The biggest question on my mind was how did and something as seemingly insignificant as not getting accepted into a particular course at University put me into a state or severe depression and anxiety, when up until this I’d been fine?
I don’t have the answer to this question; apart from that my brain wanted to introduce me to this 'Black Dog.’
But amongst all this, here’s what I learnt:
Your parents can be your best friends. I tell them everything, even if it’s 3am and I’m crying about not having slept in 5 days. TELL YOUR PARENTS THINGS, they very possibly have been through something similar. You are their offspring after all.
You’re not a burden. I got closer to my friends and I credit a lot of this to my best friends who always reminded me that I was not a burden to them - they wanted to help. Good mates will always want to help. If they don’t want to help they aren’t really your mates.

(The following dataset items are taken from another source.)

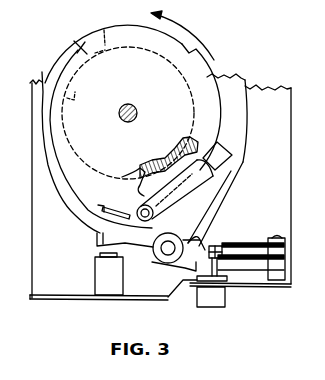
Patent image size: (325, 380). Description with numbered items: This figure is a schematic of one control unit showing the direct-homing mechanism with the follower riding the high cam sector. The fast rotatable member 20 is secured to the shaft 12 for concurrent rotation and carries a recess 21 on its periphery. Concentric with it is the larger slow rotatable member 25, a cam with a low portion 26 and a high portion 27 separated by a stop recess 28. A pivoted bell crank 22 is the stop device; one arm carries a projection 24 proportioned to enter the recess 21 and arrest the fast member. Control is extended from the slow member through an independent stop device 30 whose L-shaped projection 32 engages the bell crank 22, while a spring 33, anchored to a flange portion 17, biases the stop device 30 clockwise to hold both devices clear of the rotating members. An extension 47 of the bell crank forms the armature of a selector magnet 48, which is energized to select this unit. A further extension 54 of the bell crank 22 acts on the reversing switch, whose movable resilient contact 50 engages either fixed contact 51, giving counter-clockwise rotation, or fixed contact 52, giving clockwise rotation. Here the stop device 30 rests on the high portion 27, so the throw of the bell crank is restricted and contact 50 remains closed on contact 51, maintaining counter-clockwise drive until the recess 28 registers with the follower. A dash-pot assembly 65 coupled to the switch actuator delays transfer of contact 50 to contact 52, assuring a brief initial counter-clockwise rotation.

The shaft 12 is at (146, 84).
The flange portion 17 is at (250, 113).
The fast rotatable member 20 is at (131, 25).
The recess 21 is at (203, 50).
The bell crank 22 is at (208, 203).
The projection 24 is at (232, 147).
The slow rotatable member 25 is at (74, 44).
The low portion 26 is at (69, 98).
The high portion 27 is at (104, 30).
The stop recess 28 is at (160, 160).
The stop device 30 is at (206, 184).
The L-shaped projection 32 is at (243, 160).
The spring 33 is at (118, 207).
The extension 47 is at (100, 228).
The selector magnet 48 is at (107, 273).
The movable intermediate resilient contact 50 is at (215, 246).
The fixed contact 51 is at (223, 258).
The fixed contact 52 is at (223, 245).
The further extension 54 is at (183, 268).
The dash-pot assembly 65 is at (212, 300).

You actually have to listen to your body. You have to eat, you have to sleep. Your grades are incomparable to your mental health. On another note: alcohol isn’t a ‘cure all’ the only ‘cure all’ is time and support.
You are not defined by your failures. My Dad always said to me when I was really struggling: “You are not what you think.” This was the best advice I had ever gotten.
Be nice to yourself. No one has a perfect life. So stop thinking that you are the only one failing - you are not alone.
ASK FOR HELP. Simple as that.
I wrote this article to introduce you to my black dog, and show others going through this that you’re not insane.
Depression is a health issue - not a label of insanity.
One day I will update this story and tell you about how I got through all of this, but right now I am still in the thick of it.
This is not the end of this story, but it is the start of a new chapter.